Sur la petite scène des Déchargeurs, Catherine Decastel propose une mise en scène de la puissante pièce de Lagarce J’étais dans ma maison et j’attendais que la pluie vienne. Entre les pantomimes d’une extrême densité et les dialogues intenses, l’émotion prend le pas sur la beauté du texte.
Cinq femmes ont passé leur vie à attendre le retour du « jeune frère », jeté quelques années plus tôt hors de chez eux par le père, mort depuis. Ce retour, tant espéré, tant fantasmé, qui a été le seul objet de leur désir toutes ces années, ne se révèle pas du tout à la hauteur de leurs rêves. Le jeune frère s’est écroulé sur le sol en arrivant, et il repose à demi-mort dans son lit d’enfant.

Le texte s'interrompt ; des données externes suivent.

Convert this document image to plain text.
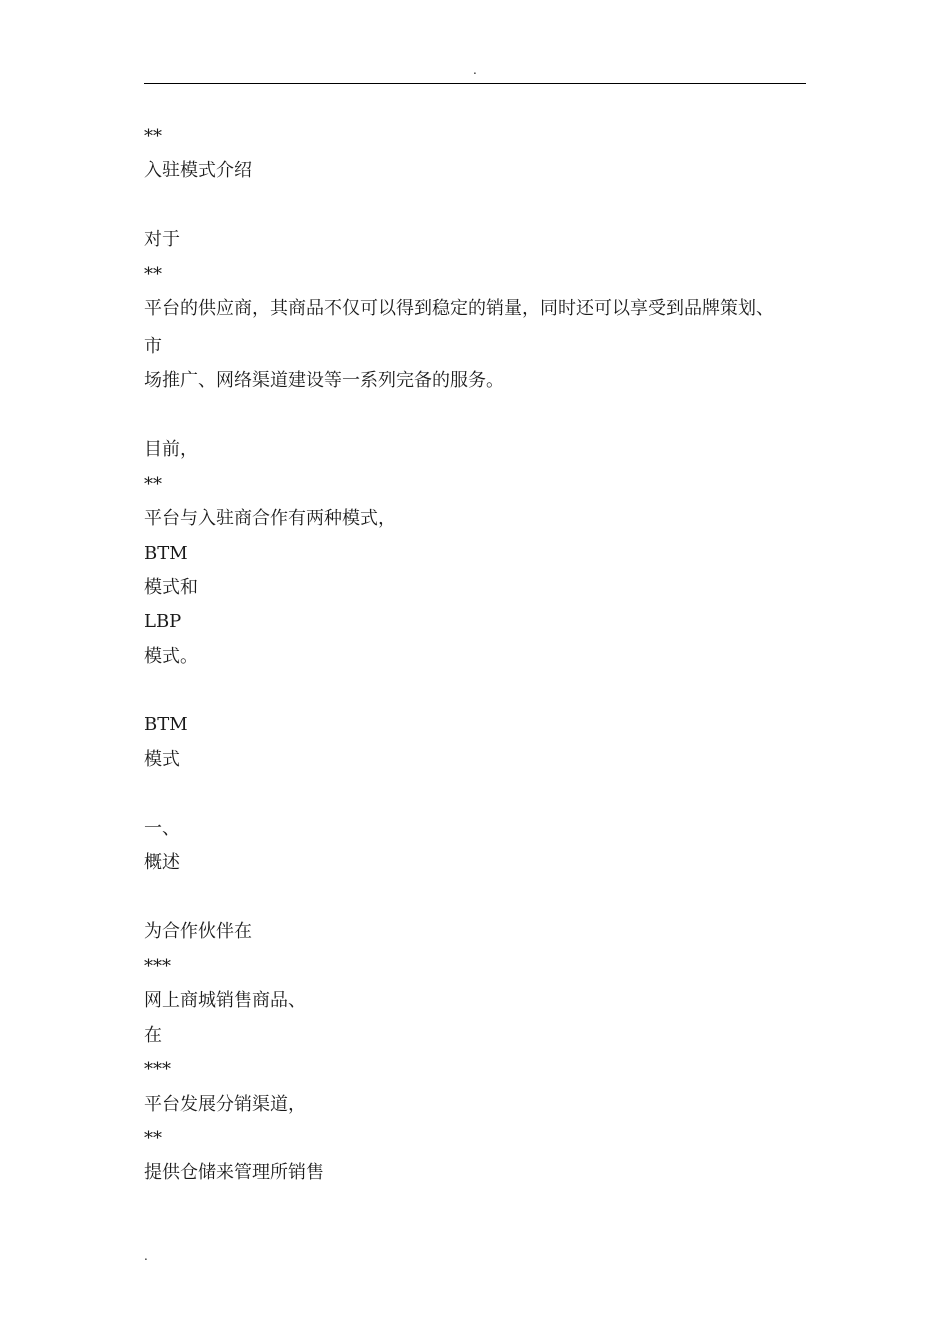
.
**
入驻模式介绍
对于
**
平台的供应商，其商品不仅可以得到稳定的销量，同时还可以享受到品牌策划、
市
场推广、网络渠道建设等一系列完备的服务。
目前，
**
平台与入驻商合作有两种模式，
BTM
模式和
LBP
模式。
BTM
模式
一、
概述
为合作伙伴在
***
网上商城销售商品、
在
***
平台发展分销渠道，
**
提供仓储来管理所销售
.
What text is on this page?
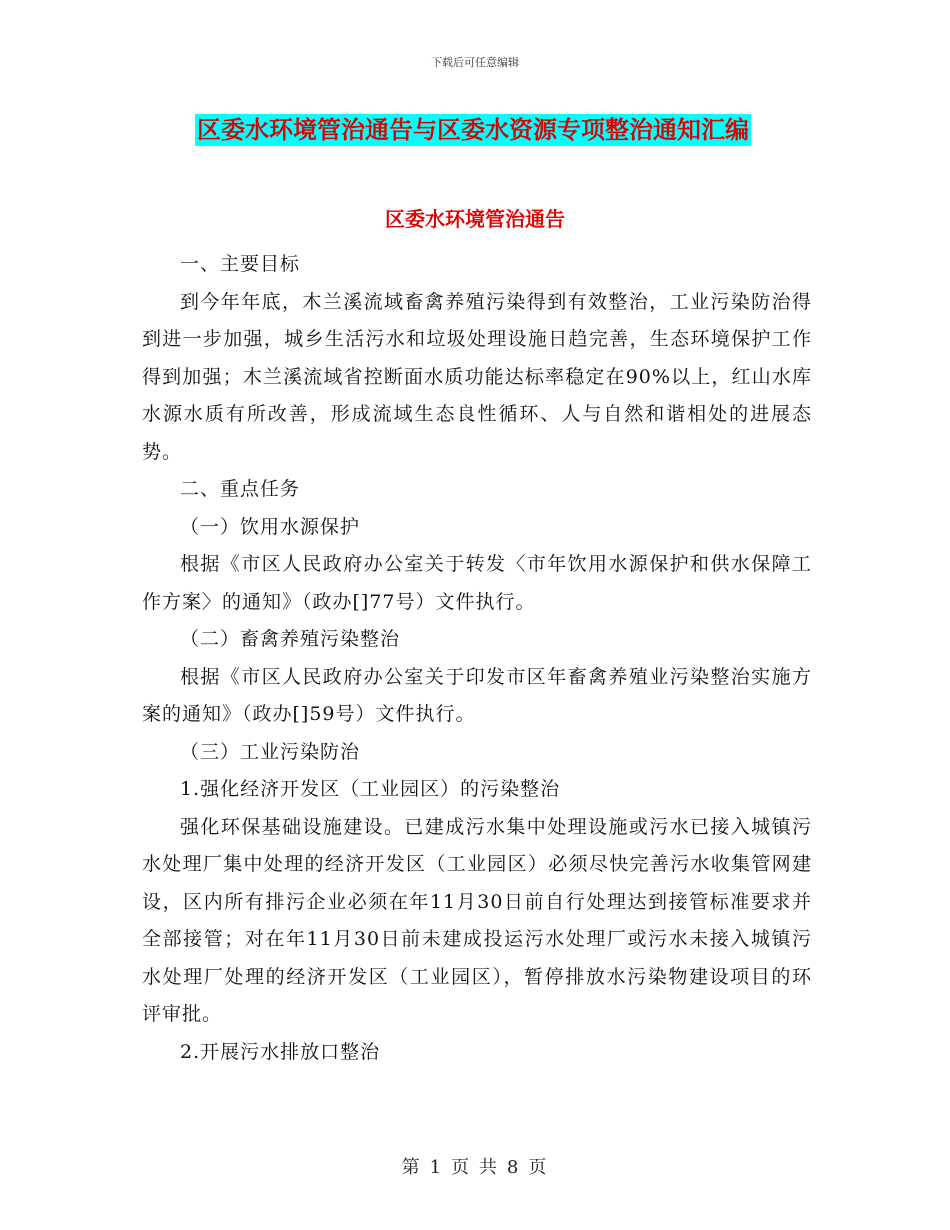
下载后可任意编辑
区委水环境管治通告与区委水资源专项整治通知汇编
区委水环境管治通告

一、主要目标

到今年年底，木兰溪流域畜禽养殖污染得到有效整治，工业污染防治得到进一步加强，城乡生活污水和垃圾处理设施日趋完善，生态环境保护工作得到加强；木兰溪流域省控断面水质功能达标率稳定在90%以上，红山水库水源水质有所改善，形成流域生态良性循环、人与自然和谐相处的进展态势。

二、重点任务

（一）饮用水源保护

根据《市区人民政府办公室关于转发〈市年饮用水源保护和供水保障工作方案〉的通知》（政办[]77号）文件执行。

（二）畜禽养殖污染整治

根据《市区人民政府办公室关于印发市区年畜禽养殖业污染整治实施方案的通知》（政办[]59号）文件执行。

（三）工业污染防治

1.强化经济开发区（工业园区）的污染整治

强化环保基础设施建设。已建成污水集中处理设施或污水已接入城镇污水处理厂集中处理的经济开发区（工业园区）必须尽快完善污水收集管网建设，区内所有排污企业必须在年11月30日前自行处理达到接管标准要求并全部接管；对在年11月30日前未建成投运污水处理厂或污水未接入城镇污水处理厂处理的经济开发区（工业园区），暂停排放水污染物建设项目的环评审批。

2.开展污水排放口整治

第 1 页 共 8 页
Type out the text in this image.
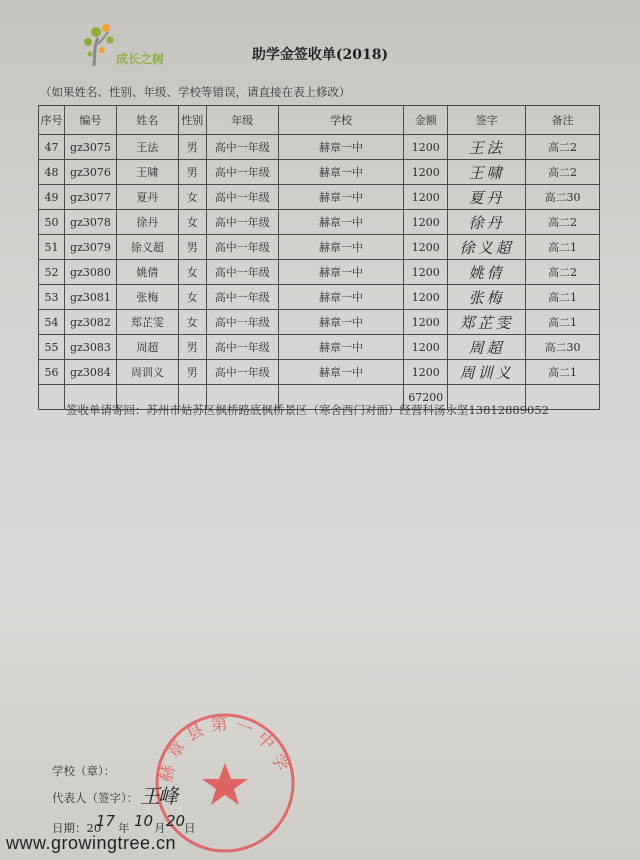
成长之树	助学金签收单(2018)
（如果姓名、性别、年级、学校等错误，请直接在表上修改）
序号	编号	姓名	性别	年级	学校	金额	签字	备注
47	gz3075	王法	男	高中一年级	赫章一中	1200	王法	高二2
48	gz3076	王啸	男	高中一年级	赫章一中	1200	王啸	高二2
49	gz3077	夏丹	女	高中一年级	赫章一中	1200	夏丹	高二30
50	gz3078	徐丹	女	高中一年级	赫章一中	1200	徐丹	高二2
51	gz3079	徐义超	男	高中一年级	赫章一中	1200	徐义超	高二1
52	gz3080	姚倩	女	高中一年级	赫章一中	1200	姚倩	高二2
53	gz3081	张梅	女	高中一年级	赫章一中	1200	张梅	高二1
54	gz3082	郑芷雯	女	高中一年级	赫章一中	1200	郑芷雯	高二1
55	gz3083	周超	男	高中一年级	赫章一中	1200	周超	高二30
56	gz3084	周训义	男	高中一年级	赫章一中	1200	周训义	高二1
						67200		
签收单请寄回：苏州市姑苏区枫桥路底枫桥景区（寒舍西门对面）经营科汤永坚13812889052
赫章县第一中学
学校（章）：
代表人（签字）： 王峰
日期：20
17 年 10 月 20
日
www.growingtree.cn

Cette attente du retour fait place à une autre attente : celle du réveil. A l’écoute de ses moindres mouvements, elles tournent autour de lui comme des abeilles. Ce retour a un effet de catalyse. Les fantasmes qui l’entourent sont dévoilés, ceux sur le départ sont confrontés, ce qu’il reste à présent c’est la colère. Colère d’avoir eu à l’attendre si longtemps pour le voir mourir, colère de n’avoir eu aucun signe de sa part, alors qu’il savait leur tristesse.
Déception également de n’avoir pas un retour digne du drame de leur vie. La fin de l’histoire n’est même pas belle et elle ne protégera pas ces femmes des railleries des gens du village. Il faut passer par toute cette palette d’émotion pour atteindre petit à petit la délivrance. Elles se déchargent progressivement de ce poids dans leur vie. L’avenir s’ouvre et la complicité renaît entre les cinq femmes.
Les masques de l’attente et du deuil s’estompent peu à peu. Les visages blancs des comédiennes perdent de leur matité dans leurs contacts à la fois tendres et violents. Il faut un geste déterminé et rituel, celui de se laver le visage à l’eau, pour qu’il ne reste plus que des traces de ces cendres de vie.
Les scènes sont rythmées par des pantomimes qui condensent tous ces éléments. L’arrivée du jeune frère interrompt leurs gestes de robot et met fin à leur isolement. Il rend aux automates qu’elles sont devenues à force d’attendre une humanité à réapprivoiser. Désormais, elles seront toutes tournées autour du lit blanc qui trône, avant de pouvoir lui tourner le dos.
Ces épisodes sans paroles redoublent le texte de Lagarce. Elles disent avec leurs moyens, le corps, la lumière et la musique, la difficulté de ces femmes à trouver leur place autour de cet être fantasmé. La mère est concurrencée par l’aînée, les deux du milieu se retrouvent sur le terrain des hommes, et la petite dernière, plus jeune que son frère, souffre d’avoir été délaissée.
Avec un tel matériau d’origine, l’émotion est certainement là. On regrette simplement de n’avoir pas mieux entendu la langue de Lagarce, qu’elle n’ait pas été davantage explorée comme telle plutôt que comme support de jeu.